Pela segunda vez em questão de meses, um acidente de cabo ocorreu no Observatório de Arecibo, em Porto Rico, causando ainda mais danos a um dos maiores e mais poderosos radiotelescópios do mundo.

Em agosto, astrônomos e amantes da ciência ficaram consternados ao ver um um buraco gigante rasgou a enorme placa refletora da instalação, resultante de um cabo facilitar quebrado que caiu e se chocou contra a estrutura, deixando um entulho mal-parecido de 30 metros (100 pés) de comprimento.

Nos meses que se seguiram, engenheiros e operários do observatório prepararam um múltiplo trabalho de reparo, inicialmente previsto para debutar esta semana.

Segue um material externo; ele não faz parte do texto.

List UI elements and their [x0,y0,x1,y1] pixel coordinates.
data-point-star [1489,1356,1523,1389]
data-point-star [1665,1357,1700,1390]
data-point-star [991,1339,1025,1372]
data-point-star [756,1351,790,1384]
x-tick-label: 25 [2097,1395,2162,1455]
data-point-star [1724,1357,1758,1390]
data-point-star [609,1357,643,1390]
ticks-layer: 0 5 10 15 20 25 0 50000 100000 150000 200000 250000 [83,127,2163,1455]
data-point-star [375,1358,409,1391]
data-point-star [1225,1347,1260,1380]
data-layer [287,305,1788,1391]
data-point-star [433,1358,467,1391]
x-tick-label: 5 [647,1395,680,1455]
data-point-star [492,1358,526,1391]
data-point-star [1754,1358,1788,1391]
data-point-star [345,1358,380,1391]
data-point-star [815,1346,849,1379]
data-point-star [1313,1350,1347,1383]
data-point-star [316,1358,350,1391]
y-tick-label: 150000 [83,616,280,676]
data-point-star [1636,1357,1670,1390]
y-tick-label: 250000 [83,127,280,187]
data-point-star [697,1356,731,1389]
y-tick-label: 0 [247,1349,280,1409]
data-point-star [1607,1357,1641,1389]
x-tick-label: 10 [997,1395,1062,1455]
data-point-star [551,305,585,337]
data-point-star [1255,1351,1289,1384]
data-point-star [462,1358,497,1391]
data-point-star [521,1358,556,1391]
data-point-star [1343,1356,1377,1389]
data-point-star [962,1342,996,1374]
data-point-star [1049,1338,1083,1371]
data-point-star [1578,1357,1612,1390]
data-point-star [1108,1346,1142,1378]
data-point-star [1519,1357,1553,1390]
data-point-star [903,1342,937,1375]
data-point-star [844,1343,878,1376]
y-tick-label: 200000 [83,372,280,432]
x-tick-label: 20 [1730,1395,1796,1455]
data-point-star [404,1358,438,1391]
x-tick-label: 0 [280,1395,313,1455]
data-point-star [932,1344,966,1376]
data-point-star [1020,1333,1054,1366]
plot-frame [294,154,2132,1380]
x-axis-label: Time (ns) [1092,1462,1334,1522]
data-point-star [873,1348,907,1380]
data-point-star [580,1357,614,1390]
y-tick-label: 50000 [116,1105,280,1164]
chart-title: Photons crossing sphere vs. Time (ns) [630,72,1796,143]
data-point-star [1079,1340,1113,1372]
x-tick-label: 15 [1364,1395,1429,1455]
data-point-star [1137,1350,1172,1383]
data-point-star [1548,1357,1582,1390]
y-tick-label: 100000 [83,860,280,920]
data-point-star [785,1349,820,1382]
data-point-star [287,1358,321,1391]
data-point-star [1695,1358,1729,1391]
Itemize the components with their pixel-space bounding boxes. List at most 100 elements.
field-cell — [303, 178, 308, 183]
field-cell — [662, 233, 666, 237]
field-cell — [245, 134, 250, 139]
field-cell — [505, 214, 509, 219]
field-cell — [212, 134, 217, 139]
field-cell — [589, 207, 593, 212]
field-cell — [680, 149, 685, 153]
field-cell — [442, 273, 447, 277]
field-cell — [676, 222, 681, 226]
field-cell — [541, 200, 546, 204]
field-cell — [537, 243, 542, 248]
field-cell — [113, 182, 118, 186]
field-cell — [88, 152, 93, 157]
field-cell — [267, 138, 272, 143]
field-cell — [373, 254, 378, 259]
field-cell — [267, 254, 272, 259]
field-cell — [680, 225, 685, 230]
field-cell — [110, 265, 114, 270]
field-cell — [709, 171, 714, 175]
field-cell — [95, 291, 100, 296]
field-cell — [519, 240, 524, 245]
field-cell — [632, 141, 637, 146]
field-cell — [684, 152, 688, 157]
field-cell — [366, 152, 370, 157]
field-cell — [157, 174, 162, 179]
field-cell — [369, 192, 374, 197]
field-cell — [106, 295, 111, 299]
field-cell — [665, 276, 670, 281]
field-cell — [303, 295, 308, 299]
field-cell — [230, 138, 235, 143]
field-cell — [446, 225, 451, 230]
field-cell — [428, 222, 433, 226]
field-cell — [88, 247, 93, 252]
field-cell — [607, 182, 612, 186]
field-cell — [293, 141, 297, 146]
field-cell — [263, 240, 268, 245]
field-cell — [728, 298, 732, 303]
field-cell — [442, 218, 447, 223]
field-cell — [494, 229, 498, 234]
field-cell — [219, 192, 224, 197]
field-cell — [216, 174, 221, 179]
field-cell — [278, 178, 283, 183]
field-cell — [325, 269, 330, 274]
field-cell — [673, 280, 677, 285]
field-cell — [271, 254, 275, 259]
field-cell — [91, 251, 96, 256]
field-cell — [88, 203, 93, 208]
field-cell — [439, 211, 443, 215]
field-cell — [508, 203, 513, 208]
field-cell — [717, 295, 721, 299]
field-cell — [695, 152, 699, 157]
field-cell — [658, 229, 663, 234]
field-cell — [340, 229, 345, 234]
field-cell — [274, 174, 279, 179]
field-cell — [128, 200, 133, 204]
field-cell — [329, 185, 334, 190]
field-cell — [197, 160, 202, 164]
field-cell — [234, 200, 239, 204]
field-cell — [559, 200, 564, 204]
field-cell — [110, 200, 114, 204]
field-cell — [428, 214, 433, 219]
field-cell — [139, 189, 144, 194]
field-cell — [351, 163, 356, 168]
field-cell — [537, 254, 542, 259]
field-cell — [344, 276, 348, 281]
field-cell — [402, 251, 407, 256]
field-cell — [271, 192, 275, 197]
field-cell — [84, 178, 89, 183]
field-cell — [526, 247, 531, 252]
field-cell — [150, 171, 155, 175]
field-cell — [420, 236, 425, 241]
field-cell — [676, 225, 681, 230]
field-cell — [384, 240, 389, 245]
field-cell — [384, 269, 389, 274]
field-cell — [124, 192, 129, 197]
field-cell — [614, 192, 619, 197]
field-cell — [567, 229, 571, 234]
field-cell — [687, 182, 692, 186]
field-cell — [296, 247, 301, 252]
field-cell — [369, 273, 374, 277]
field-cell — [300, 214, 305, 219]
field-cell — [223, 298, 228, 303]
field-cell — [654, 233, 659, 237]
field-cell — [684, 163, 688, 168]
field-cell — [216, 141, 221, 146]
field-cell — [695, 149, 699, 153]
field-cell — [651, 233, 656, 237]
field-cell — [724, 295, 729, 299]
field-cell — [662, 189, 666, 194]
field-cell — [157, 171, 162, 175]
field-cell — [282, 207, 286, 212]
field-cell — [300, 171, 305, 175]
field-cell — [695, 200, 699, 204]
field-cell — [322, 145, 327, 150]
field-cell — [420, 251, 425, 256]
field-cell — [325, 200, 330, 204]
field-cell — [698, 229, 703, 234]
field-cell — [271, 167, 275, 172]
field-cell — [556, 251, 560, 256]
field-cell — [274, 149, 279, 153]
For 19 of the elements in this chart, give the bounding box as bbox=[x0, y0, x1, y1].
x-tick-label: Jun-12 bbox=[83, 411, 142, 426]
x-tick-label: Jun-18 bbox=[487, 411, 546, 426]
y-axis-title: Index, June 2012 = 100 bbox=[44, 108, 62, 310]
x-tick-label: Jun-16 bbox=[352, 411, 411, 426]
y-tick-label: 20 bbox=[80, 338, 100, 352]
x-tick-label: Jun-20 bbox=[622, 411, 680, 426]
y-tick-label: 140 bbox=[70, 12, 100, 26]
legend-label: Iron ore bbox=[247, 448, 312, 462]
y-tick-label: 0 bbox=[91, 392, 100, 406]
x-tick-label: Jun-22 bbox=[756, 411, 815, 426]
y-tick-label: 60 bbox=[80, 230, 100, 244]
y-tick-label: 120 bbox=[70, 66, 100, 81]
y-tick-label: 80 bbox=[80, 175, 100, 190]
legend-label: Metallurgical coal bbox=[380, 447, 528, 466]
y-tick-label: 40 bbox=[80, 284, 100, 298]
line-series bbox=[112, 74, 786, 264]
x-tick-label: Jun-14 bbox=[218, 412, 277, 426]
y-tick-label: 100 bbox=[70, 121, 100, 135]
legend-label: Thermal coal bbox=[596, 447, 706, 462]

Infelizmente, uma segunda preterição de cabo que ocorre na noite de sexta-feira, hora sítio, complicou ainda mais a situação.

“simples, não era isso que queríamos ver, mas o importante é que ninguém se machuque”, ele diz Diretor do Observatório Francisco Córdoba.

“Fomos considerados em nossa avaliação e priorizamos a segurança no planejamento dos reparos que devem debutar na terça-feira.

O Observatório de Arecibo em 2019, antes dos acidentes deste ano. (UCF)

De concordância com a University of meão Florida (UCF), que opera o Arecibo Observatory em nome da National Science Foundation, o segundo incidente com o cabo parece ter um tanto a ver com o primeiro.

Ambos os cabos foram conectados na mesma torre de suporte e é provável que ocorra a segunda quebra devido a tensão suplementar depois a primeira preterição.

Os observadores na instalação estavam monitorando todos os cabos desde a queda de agosto e observaram a ruptura do cabo no cabo que quebrou na semana passada, provavelmente devido ao esgotamento da fardo suplementar. . Infelizmente, antes que as blindagens de proteção pudessem ser colocadas, o segundo cabo também cedeu, caindo na placa, causando danos adicionais e também danificando cabos próximos.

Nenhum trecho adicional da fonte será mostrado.